To be sure, advertisers and marketers are not solely responsible for this problem. But with billions spent each year on psychological studies and advertising designed to promote explicitly antisocial values, advertisers should no longer be allowed to avoid their share of responsibility. In the competition for share of mind, mothers and fathers seem to be losing. But it is not too late to fight back. Advertisers need to know that they cannot own our children. They should not be free to continue to pervert our children's values. They should not be permitted to exploit our children in their classrooms. They should not be allowed to use the techniques of psychology to manipulate our children. They should be prohibited from targeting our babies and toddlers.

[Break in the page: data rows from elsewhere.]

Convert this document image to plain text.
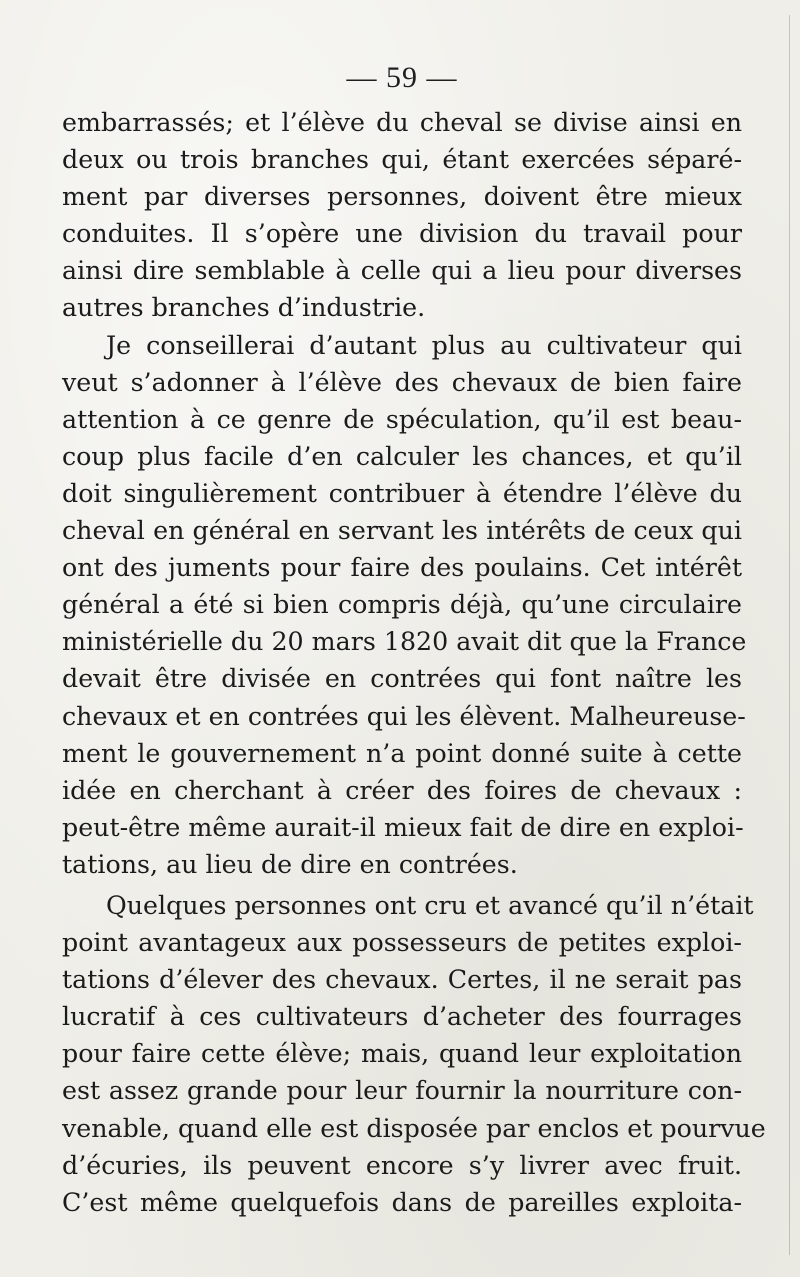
— 59 —
embarrassés; et l’élève du cheval se divise ainsi en
deux ou trois branches qui, étant exercées séparé-
ment par diverses personnes, doivent être mieux
conduites. Il s’opère une division du travail pour
ainsi dire semblable à celle qui a lieu pour diverses
autres branches d’industrie.
Je conseillerai d’autant plus au cultivateur qui
veut s’adonner à l’élève des chevaux de bien faire
attention à ce genre de spéculation, qu’il est beau-
coup plus facile d’en calculer les chances, et qu’il
doit singulièrement contribuer à étendre l’élève du
cheval en général en servant les intérêts de ceux qui
ont des juments pour faire des poulains. Cet intérêt
général a été si bien compris déjà, qu’une circulaire
ministérielle du 20 mars 1820 avait dit que la France
devait être divisée en contrées qui font naître les
chevaux et en contrées qui les élèvent. Malheureuse-
ment le gouvernement n’a point donné suite à cette
idée en cherchant à créer des foires de chevaux :
peut-être même aurait-il mieux fait de dire en exploi-
tations, au lieu de dire en contrées.
Quelques personnes ont cru et avancé qu’il n’était
point avantageux aux possesseurs de petites exploi-
tations d’élever des chevaux. Certes, il ne serait pas
lucratif à ces cultivateurs d’acheter des fourrages
pour faire cette élève; mais, quand leur exploitation
est assez grande pour leur fournir la nourriture con-
venable, quand elle est disposée par enclos et pourvue
d’écuries, ils peuvent encore s’y livrer avec fruit.
C’est même quelquefois dans de pareilles exploita-
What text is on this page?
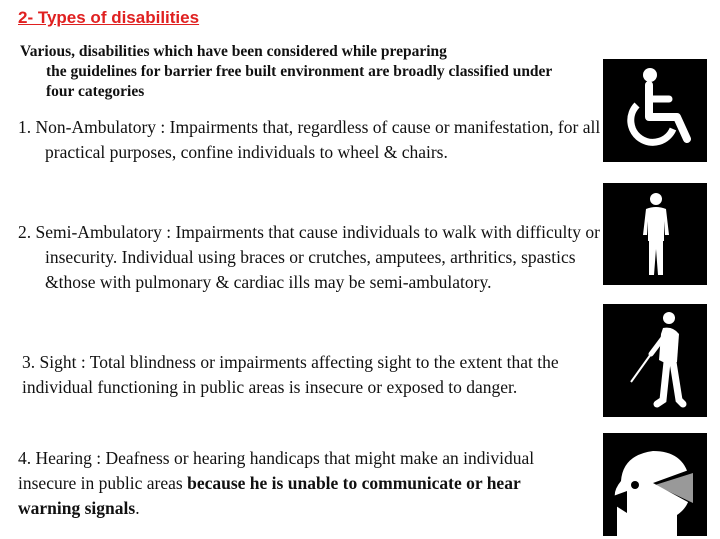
2- Types of disabilities
Various, disabilities which have been considered while preparing
the guidelines for barrier free built environment are broadly classified under four categories
1. Non-Ambulatory : Impairments that, regardless of cause or manifestation, for all practical purposes, confine individuals to wheel & chairs.
2. Semi-Ambulatory : Impairments that cause individuals to walk with difficulty or insecurity. Individual using braces or crutches, amputees, arthritics, spastics &those with pulmonary & cardiac ills may be semi-ambulatory.
3. Sight : Total blindness or impairments affecting sight to the extent that the individual functioning in public areas is insecure or exposed to danger.
4. Hearing : Deafness or hearing handicaps that might make an individual insecure in public areas because he is unable to communicate or hear warning signals.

What can be done? One answer is for Congress to give the Federal Trade Commission (FTC) full authority to undertake a comprehensive rule-making on advertising and marketing to children. In the late 1970s, the staff of the FTC proposed restrictions on advertising aimed at young children on the theory that such advertising is inherently unfair. Congress responded by passing the Federal Trade Commission Improvements Act of 1980, which, among other things, prohibited the commission from promulgating "any rule [asserting] that such advertising constitutes an unfair act or practice." This tied the commission's hands. Although the statute's reach is unclear, it remains on the books and is an impediment to an unfettered and vigorous FTC response to the growing abuses in advertising to children.

As a first step in safeguarding our children, this law should be repealed. The hands of the FTC should be untied to permit it to deal aggressively with what has now become a profound threat to our children and our society. Furthermore, Congress should direct the FTC to initiate a broad-based rule-making to protect children from harmful advertising, and it should provide adequate funding to permit the FTC to carry out this task with a sense of urgency for the well-being of our nation's children.

Even more than a competition for a share of our children's minds, this is a competition for a share of their souls.

Enola G. Aird is the director of the Motherhood Project at the Institute for American Values in New York City.